3.4.1 Detailed explanation
This section aims to give gentle introduction to how kernel density plots are actually constructed. Behind the scenes, there’s some nice mathematical theory the underpins this graph. However, we’ll avoid the maths and concentrate on the intuition.
Suppose we have three points: (-2, -1, 2). These points are shown in figure 3.11 (a) as blue crosses. Around each point we draw a kernel - figure 3.11 (b). The kernel can be any non-negative (but typically symmetric) function that integrates to one. For example, it could be a
- rectangle;
- triangle;
- Gaussian (or Normal) density;
- Epanechnikov function.
In this example, we’ll use the most common kernel, a Gaussian or bell shaped curve. Next we combine the kernels around each point into a single common curve (figure 3.11 c). Finally, we normalise the area under the kernel to be \(1\).

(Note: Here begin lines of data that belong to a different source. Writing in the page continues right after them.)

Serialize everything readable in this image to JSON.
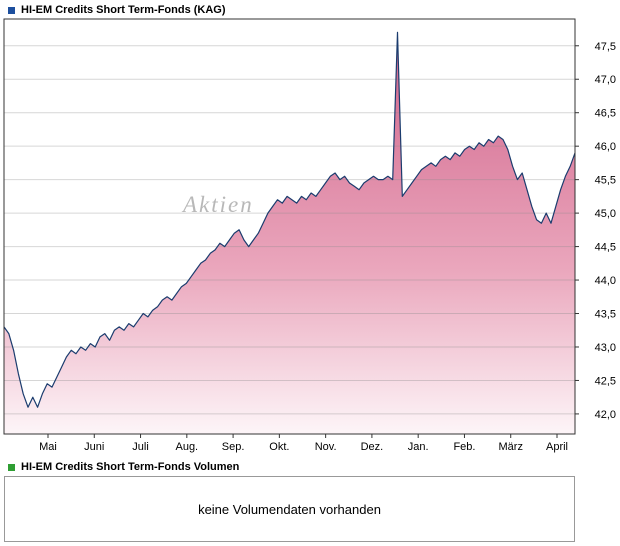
{
  "price_chart": {
    "legend_label": "HI-EM Credits Short Term-Fonds (KAG)",
    "legend_color": "#1d4f9e",
    "watermark": "Aktien"
  },
  "volume_chart": {
    "legend_label": "HI-EM Credits Short Term-Fonds Volumen",
    "legend_color": "#2f9e33",
    "empty_message": "keine Volumendaten vorhanden"
  },
  "chart_data": {
    "type": "area",
    "title": "HI-EM Credits Short Term-Fonds (KAG)",
    "xlabel": "",
    "ylabel": "",
    "x_tick_labels": [
      "Mai",
      "Juni",
      "Juli",
      "Aug.",
      "Sep.",
      "Okt.",
      "Nov.",
      "Dez.",
      "Jan.",
      "Feb.",
      "März",
      "April"
    ],
    "y_ticks": [
      42.0,
      42.5,
      43.0,
      43.5,
      44.0,
      44.5,
      45.0,
      45.5,
      46.0,
      46.5,
      47.0,
      47.5
    ],
    "y_tick_labels": [
      "42,0",
      "42,5",
      "43,0",
      "43,5",
      "44,0",
      "44,5",
      "45,0",
      "45,5",
      "46,0",
      "46,5",
      "47,0",
      "47,5"
    ],
    "ylim": [
      41.7,
      47.9
    ],
    "grid": true,
    "legend_position": "top-left",
    "line_color": "#1b3c6e",
    "fill_stops": [
      [
        "0%",
        "#cf6088"
      ],
      [
        "60%",
        "#eaa6bc"
      ],
      [
        "100%",
        "#fdf5f8"
      ]
    ],
    "values": [
      43.3,
      43.2,
      42.95,
      42.6,
      42.3,
      42.1,
      42.25,
      42.1,
      42.3,
      42.45,
      42.4,
      42.55,
      42.7,
      42.85,
      42.95,
      42.9,
      43.0,
      42.95,
      43.05,
      43.0,
      43.15,
      43.2,
      43.1,
      43.25,
      43.3,
      43.25,
      43.35,
      43.3,
      43.4,
      43.5,
      43.45,
      43.55,
      43.6,
      43.7,
      43.75,
      43.7,
      43.8,
      43.9,
      43.95,
      44.05,
      44.15,
      44.25,
      44.3,
      44.4,
      44.45,
      44.55,
      44.5,
      44.6,
      44.7,
      44.75,
      44.6,
      44.5,
      44.6,
      44.7,
      44.85,
      45.0,
      45.1,
      45.2,
      45.15,
      45.25,
      45.2,
      45.15,
      45.25,
      45.2,
      45.3,
      45.25,
      45.35,
      45.45,
      45.55,
      45.6,
      45.5,
      45.55,
      45.45,
      45.4,
      45.35,
      45.45,
      45.5,
      45.55,
      45.5,
      45.5,
      45.55,
      45.5,
      47.7,
      45.25,
      45.35,
      45.45,
      45.55,
      45.65,
      45.7,
      45.75,
      45.7,
      45.8,
      45.85,
      45.8,
      45.9,
      45.85,
      45.95,
      46.0,
      45.95,
      46.05,
      46.0,
      46.1,
      46.05,
      46.15,
      46.1,
      45.95,
      45.7,
      45.5,
      45.6,
      45.35,
      45.1,
      44.9,
      44.85,
      45.0,
      44.85,
      45.1,
      45.35,
      45.55,
      45.7,
      45.9
    ]
  }
}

The tricky mathematical part deals with what kernel we should use and how wide that kernel should be. A wide kernel has the effect of flattening out our histogram shape, similar to having fewer bins. A narrow kernel has the opposite effect. Intuitively, when we have many points, the kernel should be narrower.
3.5 Boxplots
A box and whisker plot, sometimes simply called a boxplot, is another way to represent continuous data. This kind of plot is particularly useful for comparing two or more groups, by placing the boxplots side-by side.

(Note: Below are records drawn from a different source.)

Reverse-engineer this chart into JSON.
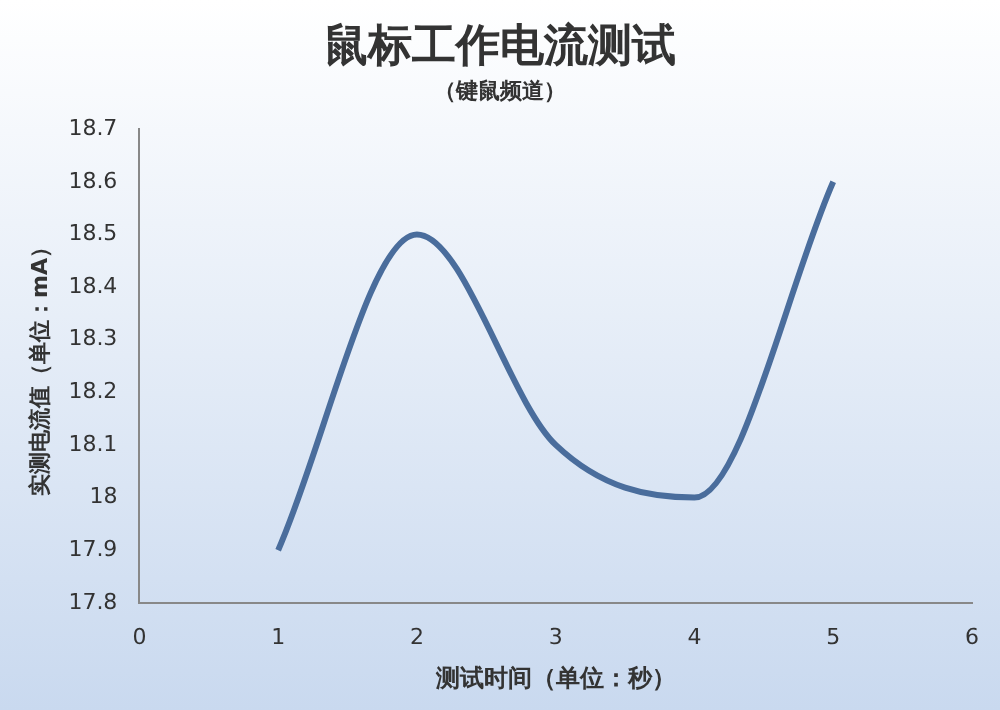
{
  "chart_data": {
    "type": "line",
    "title": "鼠标工作电流测试",
    "subtitle": "（键鼠频道）",
    "xlabel": "测试时间（单位：秒）",
    "ylabel": "实测电流值（单位：mA）",
    "x": [
      1,
      2,
      3,
      4,
      5
    ],
    "series": [
      {
        "color": "#4a6d9c",
        "values": [
          17.9,
          18.5,
          18.1,
          18.0,
          18.6
        ]
      }
    ],
    "xlim": [
      0,
      6
    ],
    "xticks": [
      0,
      1,
      2,
      3,
      4,
      5,
      6
    ],
    "ylim": [
      17.8,
      18.7
    ],
    "yticks": [
      17.8,
      17.9,
      18,
      18.1,
      18.2,
      18.3,
      18.4,
      18.5,
      18.6,
      18.7
    ],
    "grid": false,
    "legend": false,
    "marker": "none",
    "line_style": "solid"
  }
}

The central bar in the “box” is the sample median. The top and bottom of the box represent the upper and lower sample quartiles. Just as the median represents the 50% point of the data, the lower and upper quartiles represent the 25% and 75% points respectively.
local(source("code/f3_boxplot.R"))
The lower whisker is drawn from the lower end of the box to the smallest value that is no smaller than 1.5IQR below the lower quartile. Similarly, the upper whisker is drawn from the middle of the upper end of the box to the largest value that is no larger than 1.5IQR above the upper quantile. Points outside the whiskers are classified as outliers.
If we wanted to compared how age varies by income level5 then a boxplot is perfect
# Missing values are represented with a -1
ggplot(cupid, aes(x = income, y = age)) +
geom_boxplot()
The figure highlights a gradual increase of income with age. However, for extreme incomes it drops. I suspect this pattern is particular to San Francisco!
3.6 Barplots
A bar chart or bar graph is a chart that presents grouped data with rectangular bars with lengths proportional to the values that they represent. The bars can be plotted vertically or horizontally.
Let’s look again at the bond dataset. To determine the number movies by each star we use geom_bar()
ggplot(bond) +
geom_bar(aes(x = Actor))
Typically ordering the axis alphabetically isn’t best. In this case, we could order the either by the number of movies, or by the date the actor first appeared. Again with a few minor tweaks we can go from a plot that is OK, to a plot that is informative and attractive.